Quantum computing is already helping in drug discovery for incurable diseases

Oncological and inflammatory diseases are the target of researchers who are now using quantum computing combined with HPC to get innovative and effective drugs faster and cheaper.

Quantum computing – the great promise worldwide – is already starting to help to get the to the solution of the most diverse challenges that humanity still faces, namely in the area of health. It’s being used in hybrid form, together with more classical computational methods, to design promising treatments for oncological and inflammatory diseases.

One of the big bets in creating weapons capable of fighting these pathologies is the development of new drugs, and quantum computing enters this fight to boost the entire research process.

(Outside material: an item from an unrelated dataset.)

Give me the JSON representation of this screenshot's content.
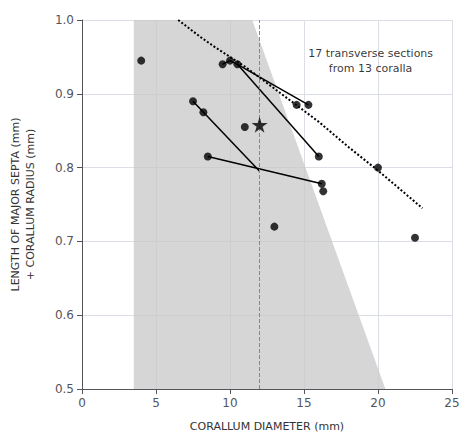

From the need to perform massive simulations with drug molecules, to their modeling, not forgetting the phase in which researchers need to make predictions to better understand how these molecules can bind to target proteins in the human body.

It is with the use of high performance computing, combined with quantum computing, that it is hoped to significantly reduce the time and investment needed to discover new ways to treat patients.

One startup that has been most dedicated to pursuing this approach with cutting-edge computing resources to answer certain problems in healthcare – which to date have no solution – is Qubit Pharmaceuticals, founded in 2020.

Backed by NVIDIA, Qubit owns one of the largest GPU supercomputers in France for the exclusive use of research that is dedicated to find new meds. As early as next year, pharmaceutical companies are expected to begin testing the first drug candidates developed using these methods that combine HPC and quantum computing. “We are confident in our ability to dramatically reduce the time to drug discovery and cut its cost by a factor of ten,” admitted Robert Marino, president of the startup.

Using conventional research methods, researchers would have to synthesize, on average, five thousand compounds before preclinical trials to arrive at a drug that could be commercialized. Following this new approach, Qubit estimates that the number of compounds synthesized will be reduced to 200 by the time they reach a drug that can be brought to market, saving, as reported by HPC Wire, “hundreds of millions and years of development time.”